If it's actually going into standby rather than a DirectX or Blue Screen my first thought wouldn't be hardware (temp/power) related but OS/kernel. There might be a driver in use with BF2042 that your other games aren't utilizing that's triggering it. Firstly, I would check if all my drivers are up to date (check Windows update, your PC manufacturer's driver website, don't touch any BIOS updates, pay special attention to chipset drivers,graphics card, etc.)
From there troubleshooting is a matter of taste in what you want to start with. Personally, I would start by running these tasks in Command Prompt as an admin, they're slow but thorough:
1. DISM /Online /Cleanup-Image /ScanHealth This will check and report any issues with the Windows image. If no corruption is found, go to step 3. Otherwise proceed to step 2.
2. DISM /Online /Cleanup-Image /RestoreHealth This will repair the image using Windows support services
3. SFC /scannow This will use the image you've just checked/repaired to compare against existing system files and replace any that have been corrupted.
You can also attempt to use the built in Event Viewer in Windows to check the administrative events tab for any errors that coincided with when the stand by happened. If you find an event that coincides, research the error code for a better idea of what's causing the lockup. However in my experience this has yielded less steady results than a blanket system check when the culprit is OS/kernel rather than hardware. You may find the culprit, or you'll get no event, or you'll get an event with a vague error that means essentially nothing.

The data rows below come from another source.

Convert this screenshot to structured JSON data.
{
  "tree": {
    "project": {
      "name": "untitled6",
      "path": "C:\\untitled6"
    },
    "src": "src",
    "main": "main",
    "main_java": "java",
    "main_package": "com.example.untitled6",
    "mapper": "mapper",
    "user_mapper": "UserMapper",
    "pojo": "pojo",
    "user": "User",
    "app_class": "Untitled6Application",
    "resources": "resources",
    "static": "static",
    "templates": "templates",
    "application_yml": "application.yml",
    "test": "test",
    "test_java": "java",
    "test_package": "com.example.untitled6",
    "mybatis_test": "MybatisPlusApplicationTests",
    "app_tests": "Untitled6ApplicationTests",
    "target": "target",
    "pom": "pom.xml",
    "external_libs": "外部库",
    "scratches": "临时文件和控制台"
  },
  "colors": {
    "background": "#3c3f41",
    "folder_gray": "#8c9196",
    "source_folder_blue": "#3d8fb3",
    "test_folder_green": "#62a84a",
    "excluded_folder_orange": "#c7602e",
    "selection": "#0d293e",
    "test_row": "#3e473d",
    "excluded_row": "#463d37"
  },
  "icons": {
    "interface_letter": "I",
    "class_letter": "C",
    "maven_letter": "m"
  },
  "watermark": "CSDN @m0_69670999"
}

If all else fails, the ultimate OS/kernel fix would be reformatting your device and starting over.
My immediate thoughts were similar. WElGHTLESS could you share what the PC specs are? Ideally you can post a dxdiag.txt file. If you go to the Start Menu and search "dxdiag" itll show a command you can run, from there itll scan and you can save the info as a text file to upload here which shows us the specs, bios/driver versions, and some peripherals so we can get as good a picture as possible with whats going on.